Though Foster's acting is impressive, with a kind of steely radiance, her character remains essentially enigmatic. There's some suggestion of a basic psychological need, a loneliness on Ellie's part that symbolizes--or is symbolized by--her all-consuming desire to prove that "we are not alone." But if this is so, one wonders why she seems so uninterested in pursuing any kind of human relationship.
Of course, the soulmate the script gives her is an odd choice: apparently intended to serve as the agnostic Ellie's spiritual check and, perhaps, her alter ego; McConaughey manages to be a likable and reassuring figure. But even his best efforts can't hide the fact that his character is both sketchily drawn and almost laughably improbable (imagine him a fixture in Bill Clinton's White House).
In any case, McConaughey and the rest of the supporting cast are all subordinated to Foster's principal--an understandable decision, but not necessarily the best one.
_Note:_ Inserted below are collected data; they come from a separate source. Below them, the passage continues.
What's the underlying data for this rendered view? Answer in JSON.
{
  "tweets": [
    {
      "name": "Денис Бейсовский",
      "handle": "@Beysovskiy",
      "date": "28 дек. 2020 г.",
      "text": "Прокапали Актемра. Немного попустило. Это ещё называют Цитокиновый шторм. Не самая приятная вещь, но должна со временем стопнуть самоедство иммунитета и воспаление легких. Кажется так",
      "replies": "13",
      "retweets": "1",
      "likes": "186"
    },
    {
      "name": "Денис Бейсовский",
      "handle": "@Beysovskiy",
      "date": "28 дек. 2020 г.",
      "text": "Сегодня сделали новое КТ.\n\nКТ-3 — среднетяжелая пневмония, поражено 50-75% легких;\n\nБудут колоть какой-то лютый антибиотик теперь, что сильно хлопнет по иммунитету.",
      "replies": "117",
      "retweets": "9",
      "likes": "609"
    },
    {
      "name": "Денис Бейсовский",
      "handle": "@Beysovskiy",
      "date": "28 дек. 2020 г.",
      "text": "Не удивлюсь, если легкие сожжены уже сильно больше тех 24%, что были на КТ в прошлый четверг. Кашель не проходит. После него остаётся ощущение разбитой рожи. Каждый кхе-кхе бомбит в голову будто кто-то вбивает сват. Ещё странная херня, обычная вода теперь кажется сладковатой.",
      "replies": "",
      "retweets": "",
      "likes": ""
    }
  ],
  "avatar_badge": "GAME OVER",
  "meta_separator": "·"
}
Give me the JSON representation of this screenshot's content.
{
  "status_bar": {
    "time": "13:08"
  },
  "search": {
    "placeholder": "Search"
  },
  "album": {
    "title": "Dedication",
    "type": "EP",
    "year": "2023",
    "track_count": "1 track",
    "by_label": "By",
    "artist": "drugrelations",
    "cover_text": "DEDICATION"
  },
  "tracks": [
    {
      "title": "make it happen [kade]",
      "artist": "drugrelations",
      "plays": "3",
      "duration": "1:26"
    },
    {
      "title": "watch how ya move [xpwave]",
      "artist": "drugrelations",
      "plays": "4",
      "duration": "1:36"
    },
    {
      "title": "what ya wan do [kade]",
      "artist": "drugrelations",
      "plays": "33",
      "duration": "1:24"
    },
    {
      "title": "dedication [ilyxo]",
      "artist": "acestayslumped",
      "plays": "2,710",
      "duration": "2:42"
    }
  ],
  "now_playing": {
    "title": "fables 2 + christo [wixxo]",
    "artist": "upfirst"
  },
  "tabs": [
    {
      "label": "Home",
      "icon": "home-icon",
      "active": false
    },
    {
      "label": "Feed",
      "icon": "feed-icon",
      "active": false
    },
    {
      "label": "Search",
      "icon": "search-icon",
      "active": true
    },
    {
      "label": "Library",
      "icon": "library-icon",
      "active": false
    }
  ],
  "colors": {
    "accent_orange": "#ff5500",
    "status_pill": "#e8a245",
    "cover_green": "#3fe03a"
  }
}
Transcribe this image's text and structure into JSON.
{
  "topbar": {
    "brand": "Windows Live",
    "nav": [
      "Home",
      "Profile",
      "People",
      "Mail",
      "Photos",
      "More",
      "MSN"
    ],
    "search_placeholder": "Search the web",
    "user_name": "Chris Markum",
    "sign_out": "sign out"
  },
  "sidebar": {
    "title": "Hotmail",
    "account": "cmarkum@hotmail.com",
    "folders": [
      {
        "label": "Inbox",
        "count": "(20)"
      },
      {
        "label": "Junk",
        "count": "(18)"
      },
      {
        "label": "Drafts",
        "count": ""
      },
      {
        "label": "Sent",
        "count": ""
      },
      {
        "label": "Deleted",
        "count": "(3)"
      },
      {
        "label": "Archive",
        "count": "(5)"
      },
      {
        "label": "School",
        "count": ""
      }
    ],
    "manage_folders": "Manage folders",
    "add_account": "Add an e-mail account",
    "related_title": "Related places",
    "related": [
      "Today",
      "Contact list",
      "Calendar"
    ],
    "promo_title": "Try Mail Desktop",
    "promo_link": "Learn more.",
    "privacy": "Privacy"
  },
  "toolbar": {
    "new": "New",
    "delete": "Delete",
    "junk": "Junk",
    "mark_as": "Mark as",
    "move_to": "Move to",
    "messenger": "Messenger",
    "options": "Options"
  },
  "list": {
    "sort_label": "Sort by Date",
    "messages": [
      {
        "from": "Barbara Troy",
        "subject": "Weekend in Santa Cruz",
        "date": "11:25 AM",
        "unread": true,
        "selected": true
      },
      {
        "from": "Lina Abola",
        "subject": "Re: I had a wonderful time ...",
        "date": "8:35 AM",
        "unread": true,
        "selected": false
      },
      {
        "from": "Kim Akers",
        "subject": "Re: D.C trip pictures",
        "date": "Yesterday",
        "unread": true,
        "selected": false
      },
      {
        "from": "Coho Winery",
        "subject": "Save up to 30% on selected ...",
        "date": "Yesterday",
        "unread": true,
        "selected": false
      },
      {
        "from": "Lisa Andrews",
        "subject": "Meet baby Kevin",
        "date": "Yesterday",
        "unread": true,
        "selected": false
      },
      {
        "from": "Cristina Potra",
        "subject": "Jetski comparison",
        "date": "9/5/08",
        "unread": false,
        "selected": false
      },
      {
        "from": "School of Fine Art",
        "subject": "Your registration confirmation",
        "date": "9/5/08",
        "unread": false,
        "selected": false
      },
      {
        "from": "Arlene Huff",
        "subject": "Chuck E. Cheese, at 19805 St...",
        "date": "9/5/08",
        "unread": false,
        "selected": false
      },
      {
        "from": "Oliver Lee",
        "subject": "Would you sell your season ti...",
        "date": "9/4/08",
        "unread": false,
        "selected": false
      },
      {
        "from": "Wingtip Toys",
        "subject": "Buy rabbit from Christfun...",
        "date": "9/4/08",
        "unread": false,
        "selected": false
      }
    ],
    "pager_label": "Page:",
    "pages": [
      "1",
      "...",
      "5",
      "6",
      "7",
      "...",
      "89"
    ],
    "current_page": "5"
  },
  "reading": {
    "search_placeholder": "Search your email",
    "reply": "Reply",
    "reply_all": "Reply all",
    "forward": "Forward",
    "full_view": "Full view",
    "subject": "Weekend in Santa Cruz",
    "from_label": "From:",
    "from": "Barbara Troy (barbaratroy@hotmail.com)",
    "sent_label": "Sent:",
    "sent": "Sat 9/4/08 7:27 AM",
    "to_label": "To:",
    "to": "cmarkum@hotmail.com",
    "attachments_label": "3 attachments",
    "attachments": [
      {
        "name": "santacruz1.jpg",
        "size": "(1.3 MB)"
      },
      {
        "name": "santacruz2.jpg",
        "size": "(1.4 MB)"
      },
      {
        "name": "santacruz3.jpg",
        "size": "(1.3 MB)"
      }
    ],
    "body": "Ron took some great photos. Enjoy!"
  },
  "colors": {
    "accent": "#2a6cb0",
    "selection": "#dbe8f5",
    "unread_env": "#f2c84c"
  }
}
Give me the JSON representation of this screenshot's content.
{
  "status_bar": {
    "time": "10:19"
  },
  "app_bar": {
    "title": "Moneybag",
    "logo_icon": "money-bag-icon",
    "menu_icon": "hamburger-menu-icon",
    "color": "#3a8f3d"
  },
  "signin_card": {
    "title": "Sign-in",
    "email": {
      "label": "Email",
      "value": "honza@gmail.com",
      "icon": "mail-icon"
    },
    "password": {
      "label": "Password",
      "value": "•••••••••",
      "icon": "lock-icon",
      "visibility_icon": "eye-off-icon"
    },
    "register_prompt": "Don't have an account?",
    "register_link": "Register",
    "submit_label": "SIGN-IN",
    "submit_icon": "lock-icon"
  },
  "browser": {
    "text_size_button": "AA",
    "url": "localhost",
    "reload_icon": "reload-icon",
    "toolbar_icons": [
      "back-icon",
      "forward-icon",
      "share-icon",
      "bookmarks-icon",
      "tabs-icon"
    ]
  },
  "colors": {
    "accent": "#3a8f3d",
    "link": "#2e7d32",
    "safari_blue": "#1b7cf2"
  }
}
The shortest shrift is given to Angela Bassett as a crisply level-headed Presidential aide who appears just often enough to make you wish she'd been given a meatier role. Woods as the necessary pain-in-the-ass gets a few laughs, but not enough to prevent a certain deadening feel from setting in.
In short, "Contact" is the kind of film that leaves one longing for a little less earnestness and a little more fun. Or, at the very least, that its earnestness would culminate in a message of somewhat greater clarity and depth than it does.